In 2024, Sharma stepped down from his role as part-time non-executive chairman and board member of Paytm Payments Bank. This decision followed regulatory challenges encountered by the bank with the Reserve Bank of India.

==Awards and recognition==
- Won the Best Serial Entrepreneur Award at the Rural and Urban Development Summit and Awards 2022 presented by the Minister of State for the Ministry of Housing and Urban Affairs, Government of India.
- Ranked the Youngest Indian Billionaire by Forbes magazine
- In 2018, he was named the Entrepreneur of the Year by AIMA
- Time Magazine's 100 most influential people in 2017.
- ET Entrepreneur of the Year, by The Economic Times in 2016
- Ranked by GQ in their listing of the 50 most influential young Indians of 2017.
- In 2017, he became the Dataquest IT Man of the year.
- Received an Honorary doctorate from Amity University, Gurgaon, in 2016
- Honored with the Yash Bharati, the highest state civilian award of the Government of Uttar Pradesh in 2016.
- Named as the Businessman of the Year at GQ Men of the Year Awards 2016.
- He was conferred with the NDTV Indian of the Year in 2016.
- Awarded the Impact Person of the Year Award in 2016.
- Named India's Hottest Business Leader under 40 by The Economic Times in 2015.
- In September 2015, he was named CEO of the Year by SABRE Award.

==Angel investor ==

He has been an angel investor in emerging technologies, supporting around 80 startups.

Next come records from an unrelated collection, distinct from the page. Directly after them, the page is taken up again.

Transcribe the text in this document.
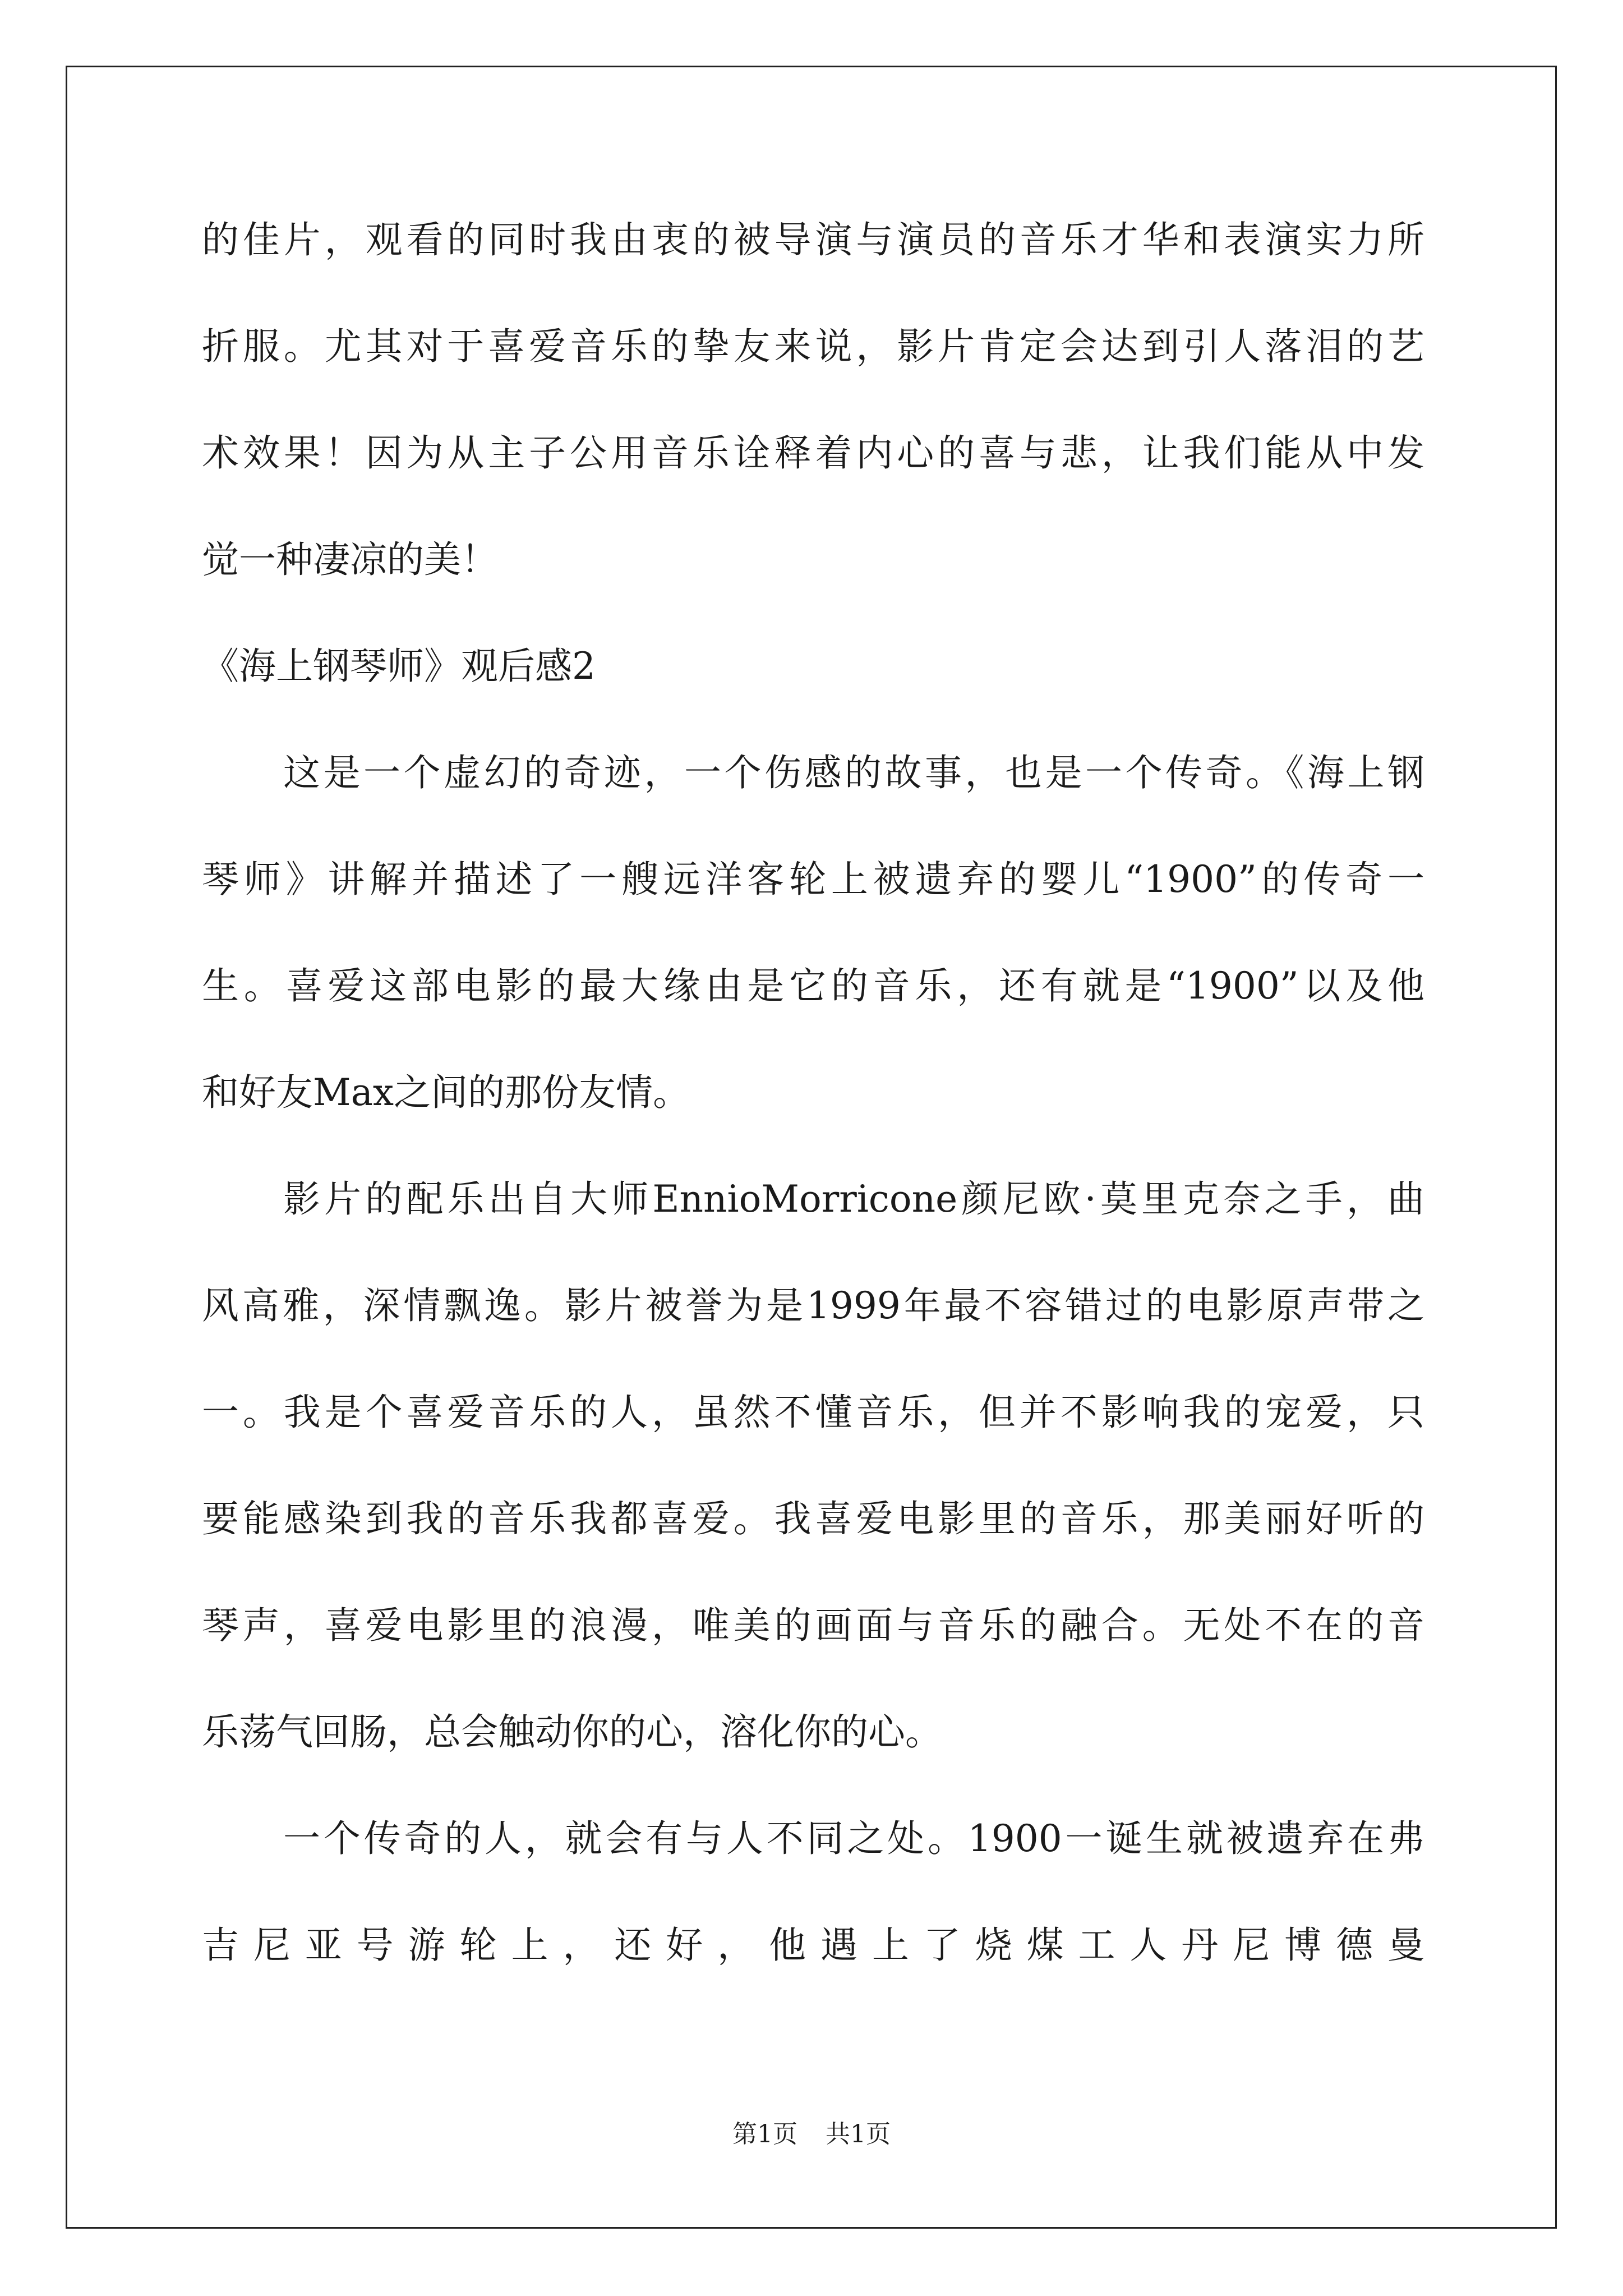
的佳片，观看的同时我由衷的被导演与演员的音乐才华和表演实力所
折服。尤其对于喜爱音乐的挚友来说，影片肯定会达到引人落泪的艺
术效果！因为从主子公用音乐诠释着内心的喜与悲，让我们能从中发
觉一种凄凉的美！
《海上钢琴师》观后感2
这是一个虚幻的奇迹，一个伤感的故事，也是一个传奇。《海上钢
琴师》讲解并描述了一艘远洋客轮上被遗弃的婴儿“1900”的传奇一
生。喜爱这部电影的最大缘由是它的音乐，还有就是“1900”以及他
和好友Max之间的那份友情。
影片的配乐出自大师EnnioMorricone颜尼欧·莫里克奈之手，曲
风高雅，深情飘逸。影片被誉为是1999年最不容错过的电影原声带之
一。我是个喜爱音乐的人，虽然不懂音乐，但并不影响我的宠爱，只
要能感染到我的音乐我都喜爱。我喜爱电影里的音乐，那美丽好听的
琴声，喜爱电影里的浪漫，唯美的画面与音乐的融合。无处不在的音
乐荡气回肠，总会触动你的心，溶化你的心。
一个传奇的人，就会有与人不同之处。1900一诞生就被遗弃在弗
吉尼亚号游轮上，还好，他遇上了烧煤工人丹尼博德曼
第1页 共1页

His portfolio includes companies Temple, Bombay Shirt Company, Kawa Space, HackerEarth, NoBroker, Treebo, Karkinos Healthcare, and TrulyMadly.

== Personal life==
He is married to Mridula Parashar Sharma and they have a child.

== Other work ==
Sharma has been named as the UN Environment's 'Patron for Clean Air', where he helps to drive environmental action and awareness and advocate for the goals of United Nations Environment's global Breathe Life campaign.